Bir kişinin ölü bedenini toprak altında korumaya almak önemli bir sahiplenmedir. Ölen kişinin yerinin bir işaretle de olsa belirlenmesi, insan tarihinin oluşması açısından kritik bir eşiktir. Ölen insanın anılarının dil yoluyla yeni nesillere aktarılması sözlü tarihin gelişmesini sağlamıştır. Orhan Hançerlioğlu’nun işaret ettiği gibi, insanın ayakta kalma süreci el-dil-beyin birlikteliğinin kazanımıdır: düşünmek, icadı üretmek, dil yoluyla tekniği aktarmak/haberleşmek.

Yazının icadı, tarımla yerleşik hayata geçilip özel mülkiyetin gelişmesi, devlet teşkilatlanmasının ilk tohumlarının atılması, insan topluluklarının diller ve coğrafya farklılığıyla kültürel çeşitliliğin oluşması, özel mülkiyetin etkisiyle kendi türdeşleri arasındaki savaşın ve salgın hastalıkların sonucu olarak gerçekleşen ölüm, insan yaşamının ayrılmaz bir parçası olarak mezar kültürünü daha da kalıcı hâle getirmiştir. Her kültür, ölüm ve cenaze törenini kendi usulünce şekillendirmiştir.

Eski Türklerde savaşçı toplum olmanın etkisiyle, ölen kişi savaş malzemeleri, sevdiği eşyalar ve önemli giysilerle, ev gibi tasarlanmış mezarlara gömülür. Süryanilerde önemli rahipler, İsa’nın tekrar doğudan geleceği inanışıyla, betondan koltuklara en güzel kıyafetleriyle oturtularak gömülür ki, peygamberlerini o şekilde karşılamak isterler. Mısır medeniyetinde uygulanan mumyalama yine ölüye ve ölüme yüklenen anlamla ilgilidir. Ölen kişinin yakılıp küllerinin nehre atılması, başka bir kültürün ölüm algısını açığa çıkarır.

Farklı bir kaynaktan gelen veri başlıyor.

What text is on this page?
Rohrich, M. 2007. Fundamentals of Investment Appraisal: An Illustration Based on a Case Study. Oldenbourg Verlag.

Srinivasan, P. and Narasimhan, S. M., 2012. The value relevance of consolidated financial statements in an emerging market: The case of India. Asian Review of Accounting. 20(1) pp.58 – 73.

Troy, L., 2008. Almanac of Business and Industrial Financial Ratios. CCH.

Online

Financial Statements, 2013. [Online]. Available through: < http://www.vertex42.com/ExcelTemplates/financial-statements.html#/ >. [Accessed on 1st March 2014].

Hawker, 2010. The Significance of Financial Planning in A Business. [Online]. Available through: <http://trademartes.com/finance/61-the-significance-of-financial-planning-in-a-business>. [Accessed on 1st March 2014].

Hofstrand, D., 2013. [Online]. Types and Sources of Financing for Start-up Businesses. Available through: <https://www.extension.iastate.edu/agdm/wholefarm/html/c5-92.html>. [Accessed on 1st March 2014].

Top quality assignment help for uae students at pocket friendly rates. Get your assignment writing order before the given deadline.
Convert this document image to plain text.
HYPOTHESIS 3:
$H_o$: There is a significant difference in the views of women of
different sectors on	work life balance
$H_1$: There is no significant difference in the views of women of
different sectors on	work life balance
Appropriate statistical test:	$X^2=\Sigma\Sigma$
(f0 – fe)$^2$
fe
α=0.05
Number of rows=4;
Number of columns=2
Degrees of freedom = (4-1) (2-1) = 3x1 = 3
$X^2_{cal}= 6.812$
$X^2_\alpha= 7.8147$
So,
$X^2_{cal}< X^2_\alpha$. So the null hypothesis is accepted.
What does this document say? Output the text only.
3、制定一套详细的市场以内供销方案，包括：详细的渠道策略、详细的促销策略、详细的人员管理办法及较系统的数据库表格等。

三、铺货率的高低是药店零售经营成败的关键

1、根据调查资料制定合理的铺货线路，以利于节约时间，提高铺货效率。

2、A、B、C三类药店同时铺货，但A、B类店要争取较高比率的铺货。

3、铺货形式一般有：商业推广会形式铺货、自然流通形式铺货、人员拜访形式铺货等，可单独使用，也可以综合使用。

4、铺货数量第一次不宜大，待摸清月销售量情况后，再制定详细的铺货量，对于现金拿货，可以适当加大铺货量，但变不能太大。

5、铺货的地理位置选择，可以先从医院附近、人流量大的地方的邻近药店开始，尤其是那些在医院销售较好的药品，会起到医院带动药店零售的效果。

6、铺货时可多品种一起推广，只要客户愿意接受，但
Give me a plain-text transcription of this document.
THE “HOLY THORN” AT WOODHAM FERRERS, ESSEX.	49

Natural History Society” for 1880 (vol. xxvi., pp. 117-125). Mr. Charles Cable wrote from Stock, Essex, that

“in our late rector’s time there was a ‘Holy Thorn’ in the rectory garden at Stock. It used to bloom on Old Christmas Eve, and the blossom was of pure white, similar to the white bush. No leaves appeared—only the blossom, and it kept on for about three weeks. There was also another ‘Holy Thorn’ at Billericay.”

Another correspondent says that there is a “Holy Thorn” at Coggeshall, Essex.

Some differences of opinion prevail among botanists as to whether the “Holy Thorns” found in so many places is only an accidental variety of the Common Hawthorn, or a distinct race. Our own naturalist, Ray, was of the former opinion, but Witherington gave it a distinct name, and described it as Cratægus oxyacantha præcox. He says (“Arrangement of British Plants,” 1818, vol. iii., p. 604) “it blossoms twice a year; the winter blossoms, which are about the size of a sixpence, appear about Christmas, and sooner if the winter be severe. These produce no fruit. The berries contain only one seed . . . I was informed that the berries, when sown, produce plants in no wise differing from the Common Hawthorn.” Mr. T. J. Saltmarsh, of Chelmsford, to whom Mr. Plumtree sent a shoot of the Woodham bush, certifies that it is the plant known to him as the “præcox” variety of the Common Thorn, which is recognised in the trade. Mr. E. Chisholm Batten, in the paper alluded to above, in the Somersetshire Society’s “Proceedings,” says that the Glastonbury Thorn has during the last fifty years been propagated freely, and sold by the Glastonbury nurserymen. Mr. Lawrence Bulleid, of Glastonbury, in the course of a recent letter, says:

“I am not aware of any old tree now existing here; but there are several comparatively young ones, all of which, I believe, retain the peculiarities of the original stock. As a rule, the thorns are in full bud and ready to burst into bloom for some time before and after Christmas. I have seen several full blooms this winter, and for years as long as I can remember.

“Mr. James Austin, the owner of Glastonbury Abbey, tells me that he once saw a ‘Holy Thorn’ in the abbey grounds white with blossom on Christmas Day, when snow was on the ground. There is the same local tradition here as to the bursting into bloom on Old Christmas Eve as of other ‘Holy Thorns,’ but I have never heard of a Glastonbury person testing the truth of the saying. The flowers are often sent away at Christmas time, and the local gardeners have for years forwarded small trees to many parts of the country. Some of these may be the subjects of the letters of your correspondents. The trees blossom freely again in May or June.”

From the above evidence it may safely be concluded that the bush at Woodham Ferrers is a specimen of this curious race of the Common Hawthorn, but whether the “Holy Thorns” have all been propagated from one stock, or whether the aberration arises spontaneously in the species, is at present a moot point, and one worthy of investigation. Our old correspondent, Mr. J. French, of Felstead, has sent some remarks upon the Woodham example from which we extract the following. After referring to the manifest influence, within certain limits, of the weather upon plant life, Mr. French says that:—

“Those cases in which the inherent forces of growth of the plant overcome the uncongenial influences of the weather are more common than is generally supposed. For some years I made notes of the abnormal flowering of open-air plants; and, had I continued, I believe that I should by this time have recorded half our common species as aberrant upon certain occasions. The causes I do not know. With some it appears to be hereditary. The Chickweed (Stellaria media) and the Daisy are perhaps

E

Dinlerin çeşitliliğine göre cenaze merasimleri de farklılaşmıştır. İbadethanelerde gerçekleştirilen törenler, okunan dualar, ölen kişi adına yakınlarının belirli aralıklarla yemek vermesi ölen insanı sahiplenme/ yaşatma adına insanlaşma sürecinde önemli adımlardır. Dinler tarihinde ilk insan ölümünde karganın öldüren kişiye öldürdüğü kişi için yer gösterip gömmesine yardımcı olması da defin kültüründe kadim anlatılardandır. Ölen bir hayvanın başında başka bir hayvanın acı çekerek beklemesi de ölüm ve anı gerçeğinin yadsınmaması gereken hususlarındandır. Yine Antik Yunan’da ölen kişinin gözlerine para konularak uğurlanması, yaşamın bedenen olmasa da ruhen devam ettiğine olan inancı gösterir. Kadim medeniyetlerde ölen kişinin mezarı üzerine ailenin bina inşa etmesi temelin ve kökün korunmasına yöneliktir, bir tür ölümle ve anıyla iç içe yaşamadır. Bu yüzden Sabahattin Ali, tarihimizde ve içimizde bir acıdır, Nâzım Hikmet hasrettir.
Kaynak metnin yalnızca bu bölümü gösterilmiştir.